El 04 de Junio de 1951 queda formalmente constituido el Caracas Sports Club.

El Grupo promotor de menos de treinta personas, se ve en necesidad de aumentar el número de asociados a doscientos miembros, para poder cubrir el costo del terreno y su acondicionamiento para la práctica del cricket, el hockey sobre grama, el fútbol, la natación, el tenis y posteriormente el Softbol y el squash, todos ellos deportes que aún se practican. Durante algunos años el arco y flecha, el bádminton y las bolas criollas figuraron entre las actividades deportivas que lamentablemente no se continúan ya hoy practicando.

En el terreno adquirido, había un depósito que se convirtió en un bar. Más adelante se construyó una Casa Club que a lo largo de los años ha sufrido varias remodelaciones. Actualmente cuenta con acogedoras instalaciones, como son: un bar muy amplio, un restaurante con una moderna cocina y grandes ventanales que permiten gozar de un placentero paisaje, un salón multiuso, un salón para jugar pool, un salón para juegos de mesa. Desde el salón principal se disfruta de la vista de la impresionante cordillera “El Ávila”, que separa Caracas del Mar Caribe.

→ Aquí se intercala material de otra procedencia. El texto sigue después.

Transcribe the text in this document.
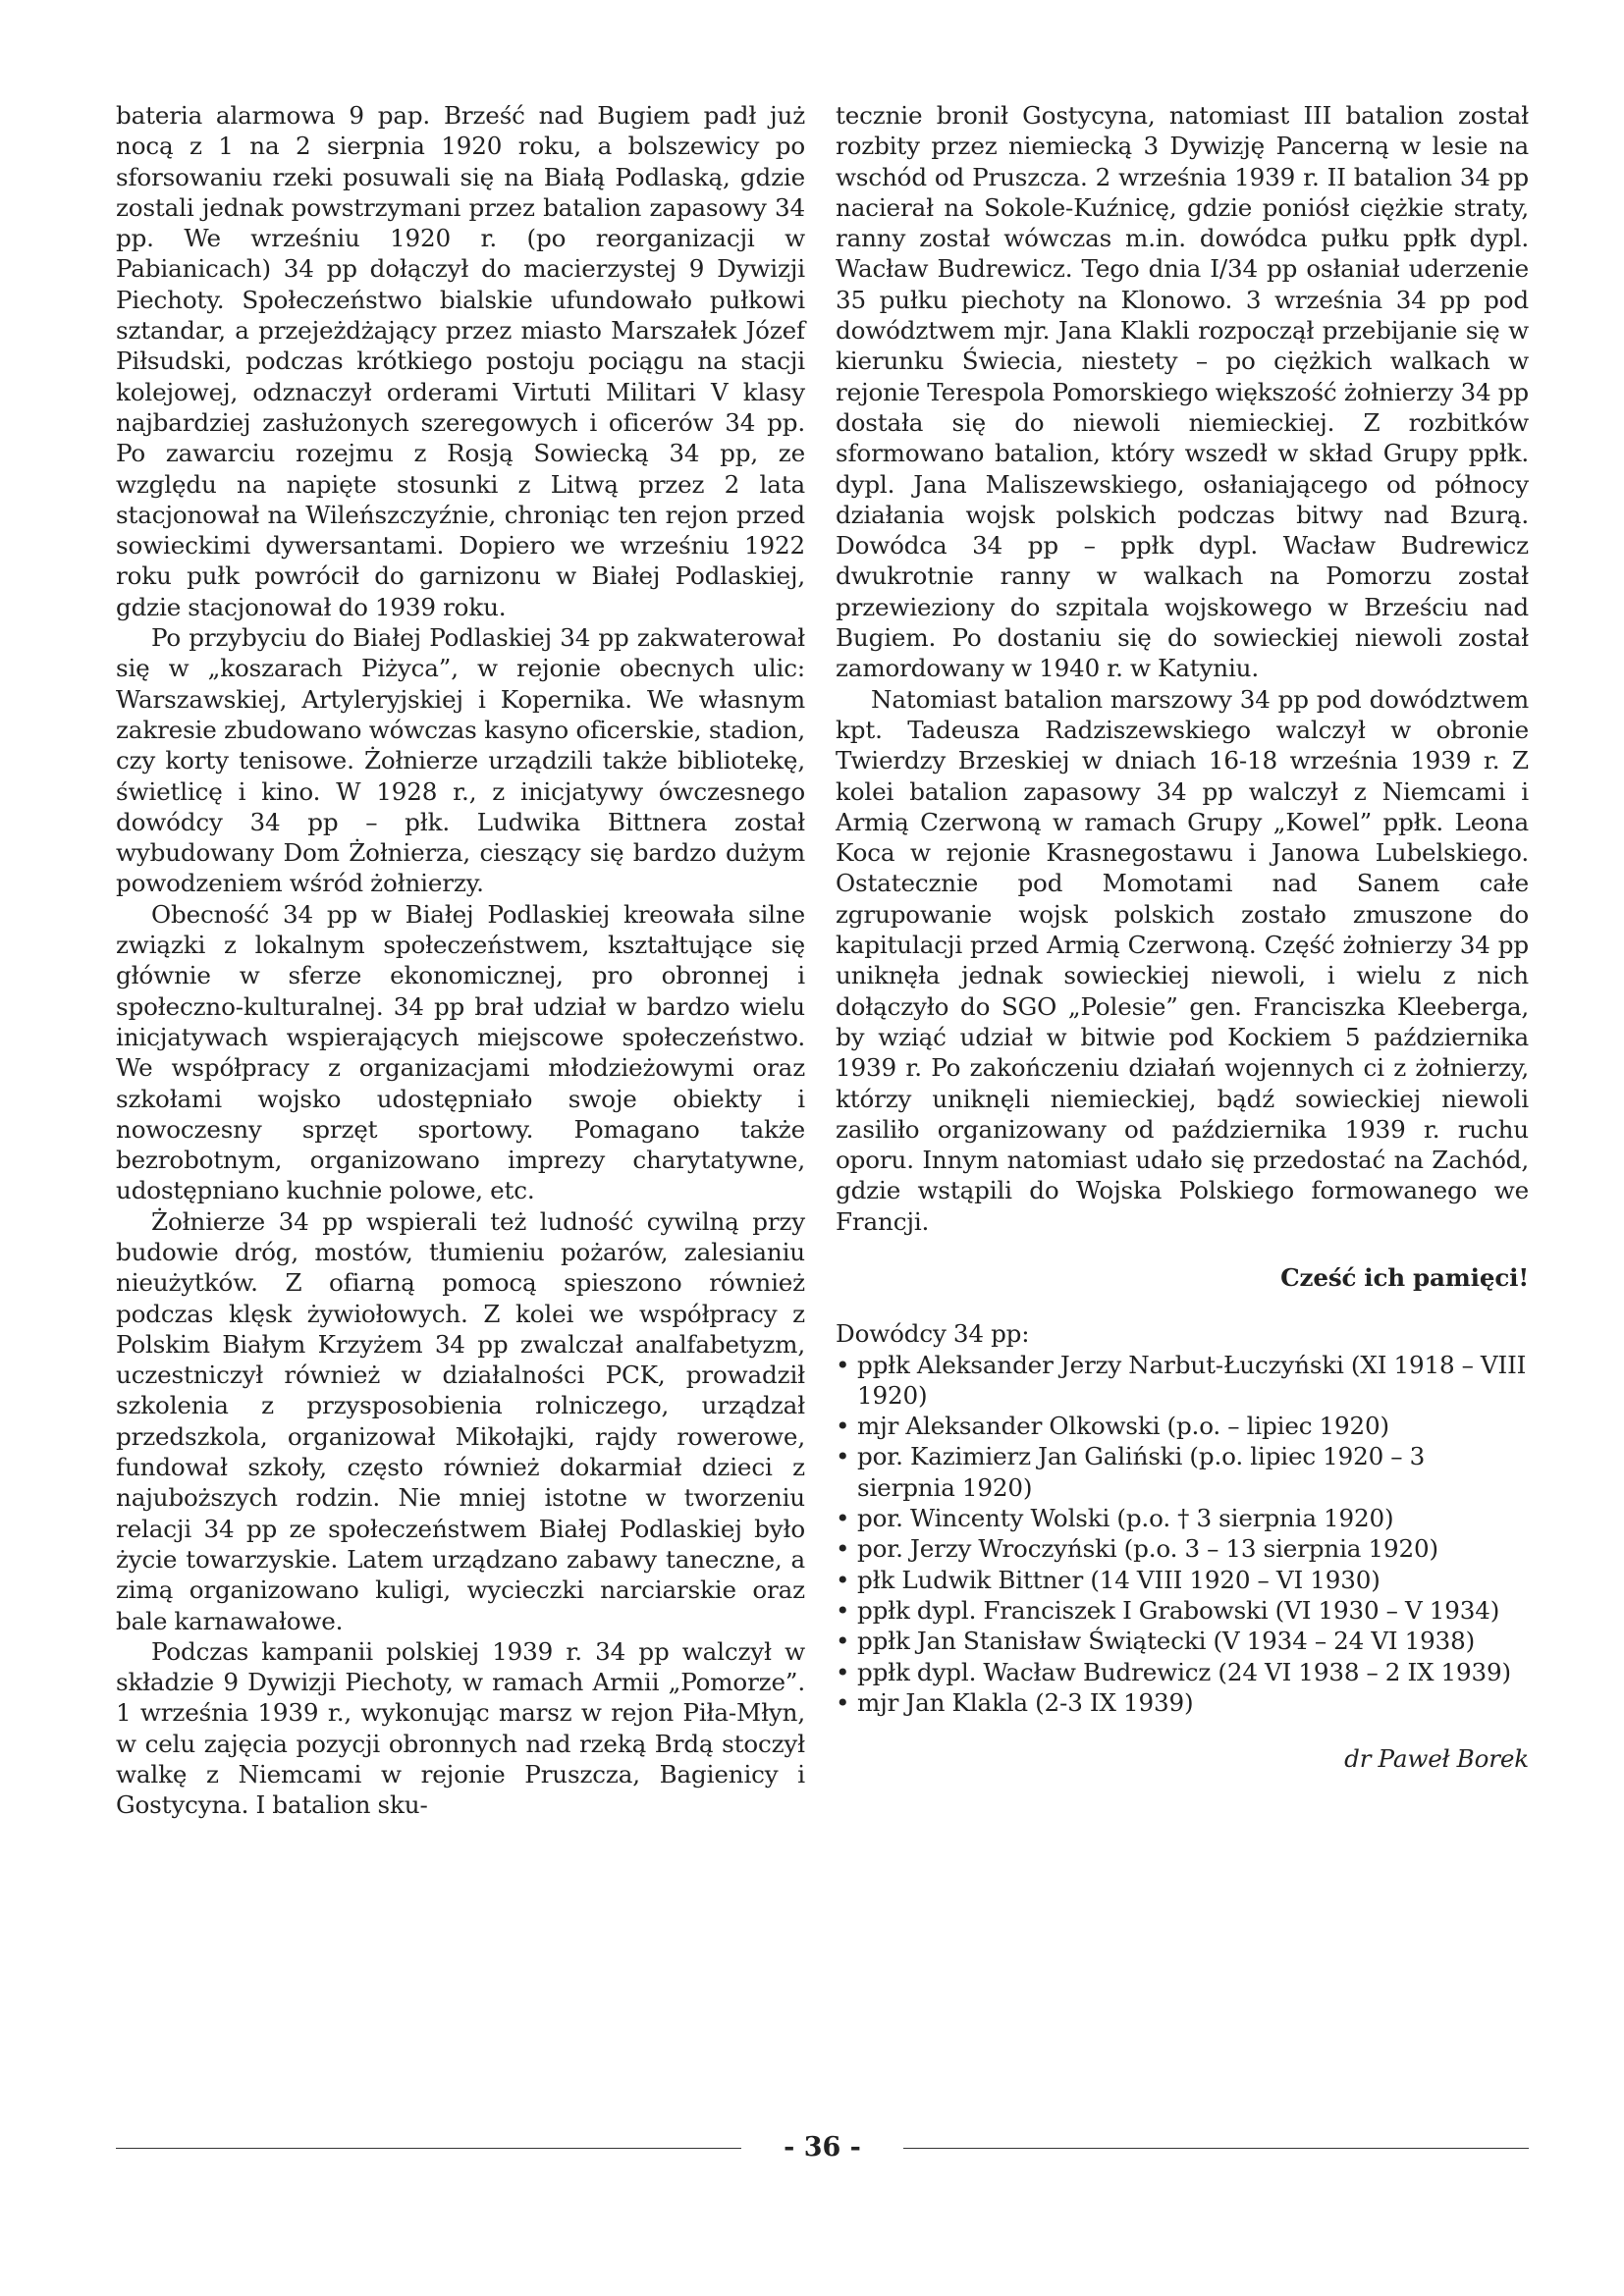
bateria alarmowa 9 pap. Brześć nad Bugiem padł już nocą z 1 na 2 sierpnia 1920 roku, a bolszewicy po sforsowaniu rzeki posuwali się na Białą Podlaską, gdzie zostali jednak powstrzymani przez batalion zapasowy 34 pp. We wrześniu 1920 r. (po reorganizacji w Pabianicach) 34 pp dołączył do macierzystej 9 Dywizji Piechoty. Społeczeństwo bialskie ufundowało pułkowi sztandar, a przejeżdżający przez miasto Marszałek Józef Piłsudski, podczas krótkiego postoju pociągu na stacji kolejowej, odznaczył orderami Virtuti Militari V klasy najbardziej zasłużonych szeregowych i oficerów 34 pp. Po zawarciu rozejmu z Rosją Sowiecką 34 pp, ze względu na napięte stosunki z Litwą przez 2 lata stacjonował na Wileńszczyźnie, chroniąc ten rejon przed sowieckimi dywersantami. Dopiero we wrześniu 1922 roku pułk powrócił do garnizonu w Białej Podlaskiej, gdzie stacjonował do 1939 roku.

Po przybyciu do Białej Podlaskiej 34 pp zakwaterował się w „koszarach Piżyca”, w rejonie obecnych ulic: Warszawskiej, Artyleryjskiej i Kopernika. We własnym zakresie zbudowano wówczas kasyno oficerskie, stadion, czy korty tenisowe. Żołnierze urządzili także bibliotekę, świetlicę i kino. W 1928 r., z inicjatywy ówczesnego dowódcy 34 pp – płk. Ludwika Bittnera został wybudowany Dom Żołnierza, cieszący się bardzo dużym powodzeniem wśród żołnierzy.

Obecność 34 pp w Białej Podlaskiej kreowała silne związki z lokalnym społeczeństwem, kształtujące się głównie w sferze ekonomicznej, pro obronnej i społeczno-kulturalnej. 34 pp brał udział w bardzo wielu inicjatywach wspierających miejscowe społeczeństwo. We współpracy z organizacjami młodzieżowymi oraz szkołami wojsko udostępniało swoje obiekty i nowoczesny sprzęt sportowy. Pomagano także bezrobotnym, organizowano imprezy charytatywne, udostępniano kuchnie polowe, etc.

Żołnierze 34 pp wspierali też ludność cywilną przy budowie dróg, mostów, tłumieniu pożarów, zalesianiu nieużytków. Z ofiarną pomocą spieszono również podczas klęsk żywiołowych. Z kolei we współpracy z Polskim Białym Krzyżem 34 pp zwalczał analfabetyzm, uczestniczył również w działalności PCK, prowadził szkolenia z przysposobienia rolniczego, urządzał przedszkola, organizował Mikołajki, rajdy rowerowe, fundował szkoły, często również dokarmiał dzieci z najuboższych rodzin. Nie mniej istotne w tworzeniu relacji 34 pp ze społeczeństwem Białej Podlaskiej było życie towarzyskie. Latem urządzano zabawy taneczne, a zimą organizowano kuligi, wycieczki narciarskie oraz bale karnawałowe.

Podczas kampanii polskiej 1939 r. 34 pp walczył w składzie 9 Dywizji Piechoty, w ramach Armii „Pomorze”. 1 września 1939 r., wykonując marsz w rejon Piła-Młyn, w celu zajęcia pozycji obronnych nad rzeką Brdą stoczył walkę z Niemcami w rejonie Pruszcza, Bagienicy i Gostycyna. I batalion sku-

tecznie bronił Gostycyna, natomiast III batalion został rozbity przez niemiecką 3 Dywizję Pancerną w lesie na wschód od Pruszcza. 2 września 1939 r. II batalion 34 pp nacierał na Sokole-Kuźnicę, gdzie poniósł ciężkie straty, ranny został wówczas m.in. dowódca pułku ppłk dypl. Wacław Budrewicz. Tego dnia I/34 pp osłaniał uderzenie 35 pułku piechoty na Klonowo. 3 września 34 pp pod dowództwem mjr. Jana Klakli rozpoczął przebijanie się w kierunku Świecia, niestety – po ciężkich walkach w rejonie Terespola Pomorskiego większość żołnierzy 34 pp dostała się do niewoli niemieckiej. Z rozbitków sformowano batalion, który wszedł w skład Grupy ppłk. dypl. Jana Maliszewskiego, osłaniającego od północy działania wojsk polskich podczas bitwy nad Bzurą. Dowódca 34 pp – ppłk dypl. Wacław Budrewicz dwukrotnie ranny w walkach na Pomorzu został przewieziony do szpitala wojskowego w Brześciu nad Bugiem. Po dostaniu się do sowieckiej niewoli został zamordowany w 1940 r. w Katyniu.

Natomiast batalion marszowy 34 pp pod dowództwem kpt. Tadeusza Radziszewskiego walczył w obronie Twierdzy Brzeskiej w dniach 16-18 września 1939 r. Z kolei batalion zapasowy 34 pp walczył z Niemcami i Armią Czerwoną w ramach Grupy „Kowel” ppłk. Leona Koca w rejonie Krasnegostawu i Janowa Lubelskiego. Ostatecznie pod Momotami nad Sanem całe zgrupowanie wojsk polskich zostało zmuszone do kapitulacji przed Armią Czerwoną. Część żołnierzy 34 pp uniknęła jednak sowieckiej niewoli, i wielu z nich dołączyło do SGO „Polesie” gen. Franciszka Kleeberga, by wziąć udział w bitwie pod Kockiem 5 października 1939 r. Po zakończeniu działań wojennych ci z żołnierzy, którzy uniknęli niemieckiej, bądź sowieckiej niewoli zasiliło organizowany od października 1939 r. ruchu oporu. Innym natomiast udało się przedostać na Zachód, gdzie wstąpili do Wojska Polskiego formowanego we Francji.

Cześć ich pamięci!
Dowódcy 34 pp:
• ppłk Aleksander Jerzy Narbut-Łuczyński (XI 1918 – VIII 1920)
• mjr Aleksander Olkowski (p.o. – lipiec 1920)
• por. Kazimierz Jan Galiński (p.o. lipiec 1920 – 3 sierpnia 1920)
• por. Wincenty Wolski (p.o. † 3 sierpnia 1920)
• por. Jerzy Wroczyński (p.o. 3 – 13 sierpnia 1920)
• płk Ludwik Bittner (14 VIII 1920 – VI 1930)
• ppłk dypl. Franciszek I Grabowski (VI 1930 – V 1934)
• ppłk Jan Stanisław Świątecki (V 1934 – 24 VI 1938)
• ppłk dypl. Wacław Budrewicz (24 VI 1938 – 2 IX 1939)
• mjr Jan Klakla (2-3 IX 1939)
dr Paweł Borek
- 36 -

Hoy en día el Club cuenta con cuatrocientos miembros de más de treinta nacionalidades distintas, es decir una especia de “Naciones Unidas”. Se trata de un Club multilingüe y policultural, en el que reina la camaradería y la convivencia entre sus miembros. El Club tiene tal atractivo, que quienes han sido socios en algún tiempo de sus vidas, no lo olvidan, lo recuerdan tanto que cuando visitan Caracas, no pierden la ocasión de ver como los jóvenes de hoy lo disfrutan, y son ellos los que mantendrán vivo el cariño de los que lo han precedido.